Daley isn't the first mayor to know guys who know guys. What Calabrese's testimony shows -- except to those who have eyes but don't wish to see -- is that the connections between organized crime and their servants in the police and politics is a Chicago thing. It didn't end when Paul "The Waiter" Ricca allowed Hollywood to spin the Outfit bedtime story that Capone was the boss around here, not Ricca.

Yet back in 1983, when he was campaigning for the job of mayor, then Cook County State's Atty. Richard Daley was cast as the law-and-order reform candidate, while incumbent Mayor Jane Byrne was tagged as the Outfit's den mother.

Daley did something amazing. He indicted the Outfit's Tony Spilotro for the executions of two maniac street thugs who committed other torture murders.
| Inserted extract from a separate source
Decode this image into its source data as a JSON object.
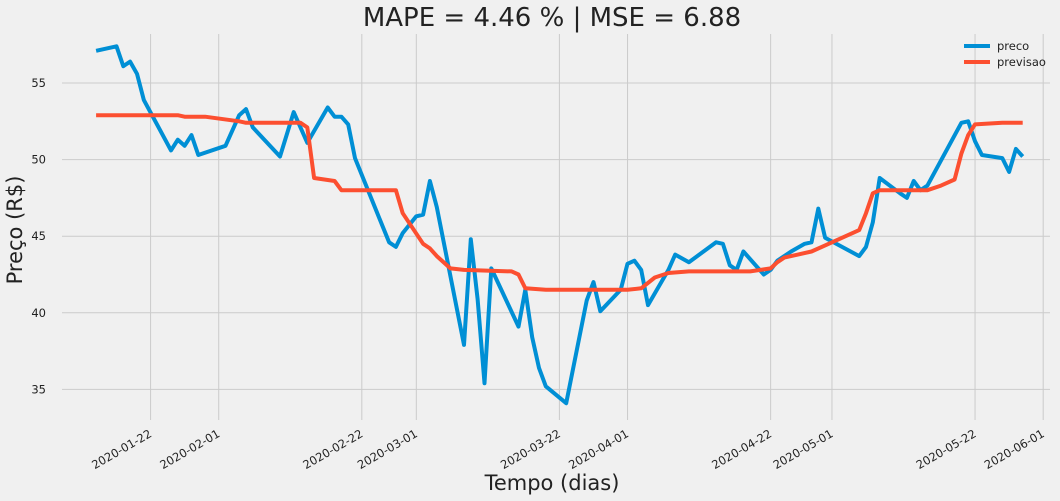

The indictment came a few days after the sensational Outfit slaying of Teamster boss Allen Dorfman (played by Alan King in "Casino") in a hotel parking lot.

"Allen Dorfman's killing clearly shows that organized crime is still very active in Chicago," State's Atty. Daley said.

Daley's prosecution of Spilotro was doomed. Judge Thomas Maloney tossed out the case for lack of evidence. In 1994, Maloney was sentenced to federal prison for taking bribes for fixing three murder trials. He wasn't convicted of playing games in the Spilotro case, though there are suspicions.

Eventually, the Spilotro brothers, Tony and Mike, found their way to a basement in Bensenville, where Michael thought he was going to have his own Outfit-making ceremony. On Wednesday, Nick Calabrese testified that once Michael entered the room, Calabrese tackled him and Outfit leaders began beating him to death.

Tony figured things out on the way downstairs, and asked, "Can I say a prayer?"

With Nick still talking, and with more to come, you've got to figure that there are a few guys in Chicago saying the same thing right about now.